You may go to a different parish for any reason you like. It’s OK.
You might talk to this priest, first, though. This may be a temporary measure meant to keep from spreading some local epidemic or pandemic. In that case, you may be willing to re-think how important it is to you to exercise your right to receive on the tongue. Having said that, you may also remind your pastor–all due respect being assumed–that reception on the tongue is your right, as per the Instruction Redemptionis Sacramentum. He has no authority to deny you that right, nor to even imply that he has that authority, but may only ask you and others under his care to voluntarily receive in the hand because you discern his reasons to be compelling.
In any event, charity may compel you to agree to his request (or it may not, I’m not arguing that point, because I don’t know the gravity of his reasoning), but canon law will not.
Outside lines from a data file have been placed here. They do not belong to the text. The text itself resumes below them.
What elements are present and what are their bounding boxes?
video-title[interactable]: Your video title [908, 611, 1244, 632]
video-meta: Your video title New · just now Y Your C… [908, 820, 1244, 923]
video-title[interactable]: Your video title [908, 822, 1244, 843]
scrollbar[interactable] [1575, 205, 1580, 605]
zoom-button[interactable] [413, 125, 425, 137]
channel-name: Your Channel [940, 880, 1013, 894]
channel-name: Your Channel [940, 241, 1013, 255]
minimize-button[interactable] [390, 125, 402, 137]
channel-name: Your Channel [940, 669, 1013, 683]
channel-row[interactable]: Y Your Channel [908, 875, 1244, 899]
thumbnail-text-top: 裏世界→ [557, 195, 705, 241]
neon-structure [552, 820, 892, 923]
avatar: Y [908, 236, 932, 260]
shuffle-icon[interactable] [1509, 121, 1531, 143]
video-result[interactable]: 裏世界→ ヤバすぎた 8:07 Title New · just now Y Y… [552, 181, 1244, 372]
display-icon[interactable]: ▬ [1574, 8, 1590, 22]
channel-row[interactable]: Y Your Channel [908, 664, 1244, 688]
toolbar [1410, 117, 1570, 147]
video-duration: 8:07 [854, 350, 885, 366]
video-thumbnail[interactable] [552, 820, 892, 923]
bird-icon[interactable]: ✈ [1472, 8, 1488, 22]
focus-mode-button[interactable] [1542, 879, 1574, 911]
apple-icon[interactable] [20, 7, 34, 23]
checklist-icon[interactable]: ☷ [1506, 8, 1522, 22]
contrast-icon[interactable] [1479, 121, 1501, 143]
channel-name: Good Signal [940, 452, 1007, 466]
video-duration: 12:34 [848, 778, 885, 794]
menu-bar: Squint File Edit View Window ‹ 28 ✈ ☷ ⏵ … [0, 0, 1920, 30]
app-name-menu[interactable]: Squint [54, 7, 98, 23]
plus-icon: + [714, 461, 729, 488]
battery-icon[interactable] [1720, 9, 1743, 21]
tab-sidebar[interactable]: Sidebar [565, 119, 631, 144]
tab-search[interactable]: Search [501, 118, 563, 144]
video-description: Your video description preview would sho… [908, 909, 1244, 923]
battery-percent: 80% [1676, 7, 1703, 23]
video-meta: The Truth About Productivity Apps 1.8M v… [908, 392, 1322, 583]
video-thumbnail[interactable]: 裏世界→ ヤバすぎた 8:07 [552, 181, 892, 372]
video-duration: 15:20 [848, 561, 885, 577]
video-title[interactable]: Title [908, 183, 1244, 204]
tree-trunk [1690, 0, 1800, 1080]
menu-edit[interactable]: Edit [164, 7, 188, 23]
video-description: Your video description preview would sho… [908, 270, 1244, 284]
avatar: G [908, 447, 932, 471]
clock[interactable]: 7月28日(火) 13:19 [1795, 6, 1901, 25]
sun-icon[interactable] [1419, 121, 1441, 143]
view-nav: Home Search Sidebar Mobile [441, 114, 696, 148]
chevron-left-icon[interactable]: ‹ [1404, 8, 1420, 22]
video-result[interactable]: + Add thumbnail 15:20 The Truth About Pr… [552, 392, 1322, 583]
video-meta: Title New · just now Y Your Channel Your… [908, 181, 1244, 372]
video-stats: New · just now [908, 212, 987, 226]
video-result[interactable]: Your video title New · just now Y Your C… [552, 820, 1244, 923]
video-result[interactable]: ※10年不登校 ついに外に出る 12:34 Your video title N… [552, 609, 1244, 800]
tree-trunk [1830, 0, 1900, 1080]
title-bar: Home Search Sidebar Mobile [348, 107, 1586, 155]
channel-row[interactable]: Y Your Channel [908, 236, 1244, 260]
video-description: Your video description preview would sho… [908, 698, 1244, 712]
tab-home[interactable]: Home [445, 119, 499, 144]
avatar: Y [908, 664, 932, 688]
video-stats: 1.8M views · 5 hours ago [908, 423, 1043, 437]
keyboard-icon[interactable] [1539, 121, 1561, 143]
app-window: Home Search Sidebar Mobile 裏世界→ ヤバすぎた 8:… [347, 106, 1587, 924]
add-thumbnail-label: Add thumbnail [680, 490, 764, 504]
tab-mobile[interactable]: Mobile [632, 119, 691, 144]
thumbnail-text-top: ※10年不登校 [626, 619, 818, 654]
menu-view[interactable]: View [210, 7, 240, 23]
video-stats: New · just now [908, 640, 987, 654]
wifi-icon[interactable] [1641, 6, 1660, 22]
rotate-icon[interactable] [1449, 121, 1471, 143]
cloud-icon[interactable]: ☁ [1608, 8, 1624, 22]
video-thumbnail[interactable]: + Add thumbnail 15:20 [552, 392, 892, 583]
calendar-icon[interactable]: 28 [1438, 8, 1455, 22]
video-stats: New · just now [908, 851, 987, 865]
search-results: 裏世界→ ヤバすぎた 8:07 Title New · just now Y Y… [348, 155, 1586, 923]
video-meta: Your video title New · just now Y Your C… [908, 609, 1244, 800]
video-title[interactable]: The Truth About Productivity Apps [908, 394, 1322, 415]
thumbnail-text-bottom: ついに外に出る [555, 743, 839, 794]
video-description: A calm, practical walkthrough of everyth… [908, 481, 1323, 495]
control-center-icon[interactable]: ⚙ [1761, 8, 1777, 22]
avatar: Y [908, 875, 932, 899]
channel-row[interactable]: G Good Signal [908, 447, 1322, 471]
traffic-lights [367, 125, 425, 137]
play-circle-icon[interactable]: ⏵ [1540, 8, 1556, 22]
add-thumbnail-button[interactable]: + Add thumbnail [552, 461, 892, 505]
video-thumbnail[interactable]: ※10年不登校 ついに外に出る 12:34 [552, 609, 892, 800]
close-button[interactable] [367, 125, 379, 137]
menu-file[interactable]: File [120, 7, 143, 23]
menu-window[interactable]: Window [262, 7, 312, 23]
The law is on your side:
[92.] Although each of the faithful always has the right to receive Holy Communion on the tongue, at his choice, if any communicant should wish to receive the Sacrament in the hand, in areas where the Bishops’ Conference with the recognitio of the Apostolic See has given permission, the sacred host is to be administered to him or her. However, special care should be taken to ensure that the host is consumed by the communicant in the presence of the minister, so that no one goes away carrying the Eucharistic species in his hand. If there is a risk of profanation, then Holy Communion should not be given in the hand to the faithful.
In our parish, it is being asked that we receive Holy Communion in the hand, because we have already had one funeral for a relatively young person who died of H1N1, and because the pastor learned that people can be contagious for a day or more before symptoms make them aware that they are a danger to anyone else. (Holy Communion under the species of wine is also not being generally offered to the faithful.) The request, however, is very clearly worded that way: the faithful are being asked, not told. No one has said that communicants will be refused to exercise their right to receive Holy Communion on the tongue. Because of the particular gravity of the reason behind the request, the pastoral decision to discourage Holy Communion in the hand for a limited time is permissible…or at least, this is what I understand our archbishop to have decided for our diocese at present. IMHO, asking the faithful to forgo something that is a right is a matter with enough gravity that a priest who has the ability to be in contact with his bishop about his particular situation would be well-advised to do so.